Past me would have thought, okay, I need to eat less and start running every day. It’ll really suck at first, but it’ll get better. But the thing is, that never worked long-term. I always dropped the ball and regained the weight. Whether that was 5 pounds or 50 pounds. It was all because I was unhappy with myself and how I looked and how I felt. It was a bad foundation that wasn’t built upon love and compassion.

When I started to learn more about food and nutrition with my wife Abagail, I realized it’s way less about exercise and way more about what we eat.

In recent times, I hardly think about my weight at all. I trust that my body will burn the excess fat and process the fuel I give it, as long as I take care of my body. I trust that my body will heal itself.

Everything changed when my diet changed. I started to have more energy. I wanted to go for walks and actually enjoy them. I lost weight without working out. I started sleeping better. My blood work improved. But all of those are nice byproducts. They weren’t and are not my goals.

My weight has continued to steadily decrease because my body is heading toward its natural weight. I didn’t lose the 60 pounds super quickly in a few months or something. It’s happening slowly over time (~13 lbs/year). I lost those 60 pounds by changing what I ate to a whole food, plant-based vegan diet free of added salt, sugar, and oil. I eat mindfully and until I’m satiated. I only started a light workout routine about a month ago. I go for a walk every day. It’s incredibly simple and enjoyable.

So instead of obsessing about my weight and dropping pounds, I focus on making the best decision I can to live a healthy life in each moment (and particularly during each meal). The way I live and what I eat needs to be sustainable for me. I can’t do the rollercoaster anymore. It’s about the long-term.

I’ve made a few less-than-healthy choices over the last 4.5 years, but that doesn’t totally ruin everything. I don’t shame myself. I live in the present and try to make the best choice at each meal. I’m not some paragon of healthy eating.

The goal should not be weight loss. Our weight is going to fluctuate throughout our lives. What happens when you reach your target weight? Is it time to celebrate with an unhealthy treat? Do you go back to how you used to eat? Do you get upset when your weight fluctuates a few pounds above your goal weight?

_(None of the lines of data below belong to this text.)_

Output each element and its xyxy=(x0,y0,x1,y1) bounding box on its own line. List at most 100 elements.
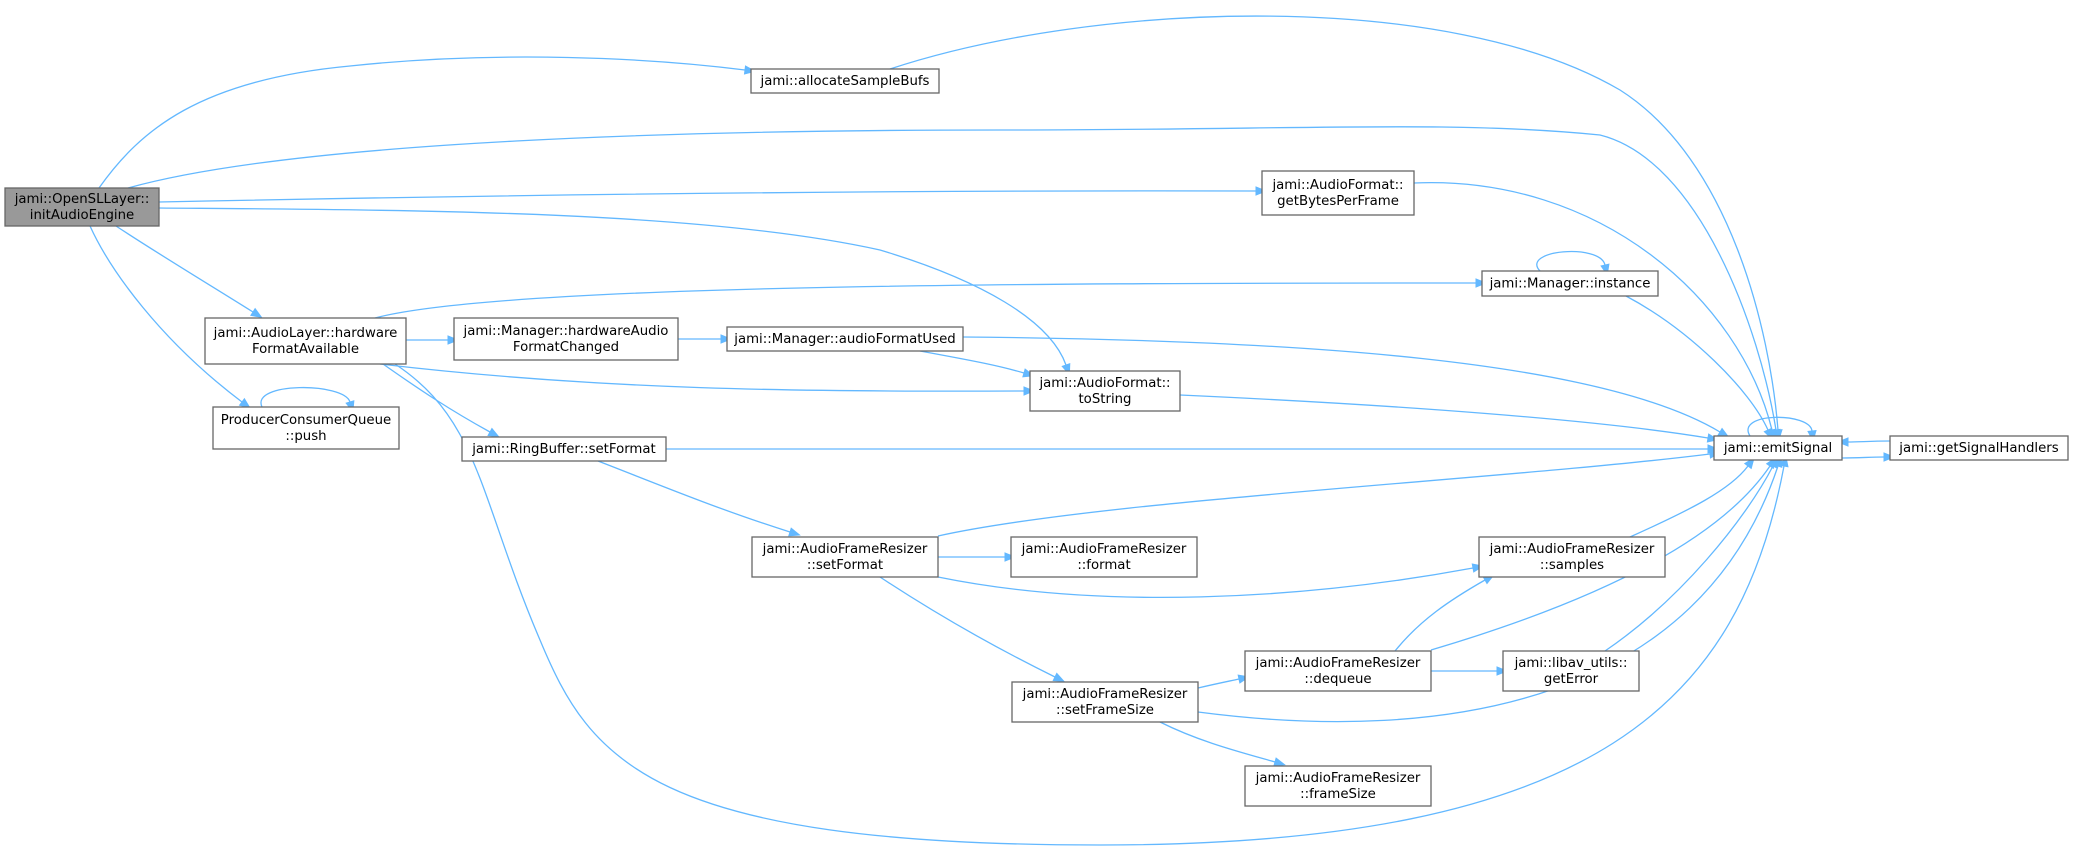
function-node-afrSetFormat[interactable]: jami::AudioFrameResizer::setFormat xyxy=(751,536,939,578)
function-node-getSignalHandlers[interactable]: jami::getSignalHandlers xyxy=(1889,435,2069,461)
arrowhead-icon xyxy=(1773,429,1783,442)
edge-line xyxy=(1841,456,1885,459)
edge-line xyxy=(919,350,1025,374)
node-label-line: jami::AudioFrameResizer xyxy=(1022,687,1188,702)
node-label-line: jami::AudioLayer::hardware xyxy=(213,326,398,341)
function-node-afrSamples[interactable]: jami::AudioFrameResizer::samples xyxy=(1478,536,1666,578)
call-edge-hardwareAudioFormatChanged-to-audioFormatUsed xyxy=(678,334,733,344)
function-node-getError[interactable]: jami::libav_utils::getError xyxy=(1502,650,1640,692)
edge-line xyxy=(937,567,1474,599)
call-edge-afrSetFormat-to-afrSetFrameSize xyxy=(879,576,1066,683)
edge-line xyxy=(879,576,1056,678)
node-box xyxy=(1029,370,1181,412)
function-node-afrFormat[interactable]: jami::AudioFrameResizer::format xyxy=(1010,536,1198,578)
node-label-line: jami::Manager::audioFormatUsed xyxy=(733,332,955,347)
node-label-line: jami::OpenSLLayer:: xyxy=(14,192,150,207)
call-edge-afrSetFrameSize-to-afrFrameSize xyxy=(1159,721,1286,767)
edge-line xyxy=(1179,394,1709,439)
node-label-line: ::dequeue xyxy=(1304,672,1371,687)
function-node-allocateSampleBufs[interactable]: jami::allocateSampleBufs xyxy=(750,68,940,94)
arrowhead-icon xyxy=(1836,437,1849,447)
function-node-audioFormatUsed[interactable]: jami::Manager::audioFormatUsed xyxy=(726,326,964,352)
node-label-line: ProducerConsumerQueue xyxy=(221,413,391,428)
edge-line xyxy=(1604,465,1774,652)
edge-line xyxy=(889,15,1779,431)
edge-line xyxy=(115,225,254,313)
node-label-line: jami::getSignalHandlers xyxy=(1898,441,2058,456)
edge-line xyxy=(1629,465,1749,538)
call-edge-initAudioEngine-to-hardwareFormatAvailable xyxy=(115,225,263,319)
arrowhead-icon xyxy=(1023,386,1036,396)
arrowhead-icon xyxy=(1883,452,1896,462)
node-label-line: getError xyxy=(1544,672,1599,687)
node-box xyxy=(1244,650,1432,692)
node-label-line: ::setFrameSize xyxy=(1056,703,1154,718)
node-label-line: jami::AudioFrameResizer xyxy=(1255,656,1421,671)
node-box xyxy=(1478,536,1666,578)
call-edge-initAudioEngine-to-getBytesPerFrame xyxy=(158,186,1268,203)
node-label-line: jami::AudioFrameResizer xyxy=(1021,542,1187,557)
node-box xyxy=(751,536,939,578)
function-node-initAudioEngine[interactable]: jami::OpenSLLayer::initAudioEngine xyxy=(4,187,160,227)
function-nodes: jami::OpenSLLayer::initAudioEnginejami::… xyxy=(4,68,2069,807)
edge-line xyxy=(127,126,1777,431)
edge-line xyxy=(962,336,1721,433)
node-box xyxy=(1502,650,1640,692)
node-label-line: jami::Manager::hardwareAudio xyxy=(463,324,669,339)
arrowhead-icon xyxy=(743,65,757,75)
node-box xyxy=(461,436,667,462)
function-node-afrSetFrameSize[interactable]: jami::AudioFrameResizer::setFrameSize xyxy=(1011,681,1199,723)
edge-line xyxy=(260,386,351,408)
node-box xyxy=(204,317,407,365)
arrowhead-icon xyxy=(487,427,500,438)
edge-line xyxy=(1847,440,1891,443)
call-edge-emitSignal-to-getSignalHandlers xyxy=(1841,452,1896,462)
node-label-line: jami::libav_utils:: xyxy=(1514,656,1628,671)
arrowhead-icon xyxy=(1273,757,1286,767)
function-node-afrDequeue[interactable]: jami::AudioFrameResizer::dequeue xyxy=(1244,650,1432,692)
node-box xyxy=(453,317,679,361)
node-box xyxy=(1011,681,1199,723)
function-node-instance[interactable]: jami::Manager::instance xyxy=(1481,270,1659,297)
node-label-line: getBytesPerFrame xyxy=(1277,194,1399,209)
node-label-line: jami::RingBuffer::setFormat xyxy=(471,442,656,457)
arrowhead-icon xyxy=(1004,552,1017,562)
edge-line xyxy=(374,282,1477,319)
arrowhead-icon xyxy=(788,527,801,537)
function-node-getBytesPerFrame[interactable]: jami::AudioFormat::getBytesPerFrame xyxy=(1261,170,1415,216)
function-node-hardwareFormatAvailable[interactable]: jami::AudioLayer::hardwareFormatAvailabl… xyxy=(204,317,407,365)
arrowhead-icon xyxy=(1475,278,1488,288)
function-node-emitSignal[interactable]: jami::emitSignal xyxy=(1713,435,1843,461)
call-edge-afrSetFrameSize-to-afrDequeue xyxy=(1197,674,1251,689)
function-node-hardwareAudioFormatChanged[interactable]: jami::Manager::hardwareAudioFormatChange… xyxy=(453,317,679,361)
call-edge-instance-to-emitSignal xyxy=(1625,295,1773,441)
arrowhead-icon xyxy=(1255,186,1268,196)
node-label-line: toString xyxy=(1078,392,1131,407)
edge-line xyxy=(394,363,1785,846)
call-edge-toString-to-emitSignal xyxy=(1179,394,1720,443)
node-box xyxy=(4,187,160,227)
function-node-push[interactable]: ProducerConsumerQueue::push xyxy=(212,406,400,450)
edge-line xyxy=(1159,721,1276,763)
node-box xyxy=(726,326,964,352)
node-label-line: FormatChanged xyxy=(513,340,619,355)
function-node-toString[interactable]: jami::AudioFormat::toString xyxy=(1029,370,1181,412)
arrowhead-icon xyxy=(447,335,460,345)
node-label-line: jami::AudioFormat:: xyxy=(1271,178,1403,193)
edge-line xyxy=(1394,579,1486,652)
node-label-line: FormatAvailable xyxy=(252,342,359,357)
node-label-line: jami::AudioFormat:: xyxy=(1038,376,1170,391)
node-box xyxy=(1010,536,1198,578)
function-node-rbSetFormat[interactable]: jami::RingBuffer::setFormat xyxy=(461,436,667,462)
arrowhead-icon xyxy=(250,307,263,319)
edge-line xyxy=(98,56,746,189)
node-label-line: jami::emitSignal xyxy=(1723,441,1832,456)
function-node-afrFrameSize[interactable]: jami::AudioFrameResizer::frameSize xyxy=(1244,765,1432,807)
node-box xyxy=(1481,270,1659,297)
call-edge-hardwareFormatAvailable-to-toString xyxy=(379,363,1036,396)
node-label-line: jami::AudioFrameResizer xyxy=(1255,771,1421,786)
call-edge-initAudioEngine-to-push xyxy=(89,225,252,409)
call-edge-hardwareFormatAvailable-to-instance xyxy=(374,278,1488,319)
arrowhead-icon xyxy=(720,334,733,344)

I don’t have a target weight I’m trying to reach and maintain. Sure, it would be nice to no longer be categorically “overweight,” and I’m definitely heading there. But I’m not infatuated with reaching and maintaining one single number. Every time I weigh myself, the result is a “huh, interesting” and a general indicator that I’m doing the right thing for my body. I’m much more interested in the entire picture of my health – how my emotions and mental health have been, keeping my brain active, what my blood work numbers are, and how I’m feeling physically. It’s not about one number.

Weight loss is a byproduct of living a healthy life. Don’t obsess over one number. Don’t worry if the number is going up or down day-to-day. It’s about the big picture when it comes to health. It’s about every decision we make when we eat and how we choose to spend our time.

My goal is to make informed and intentional decisions every time I eat. My goal is to be active every single day. My goal is holistic health and balance.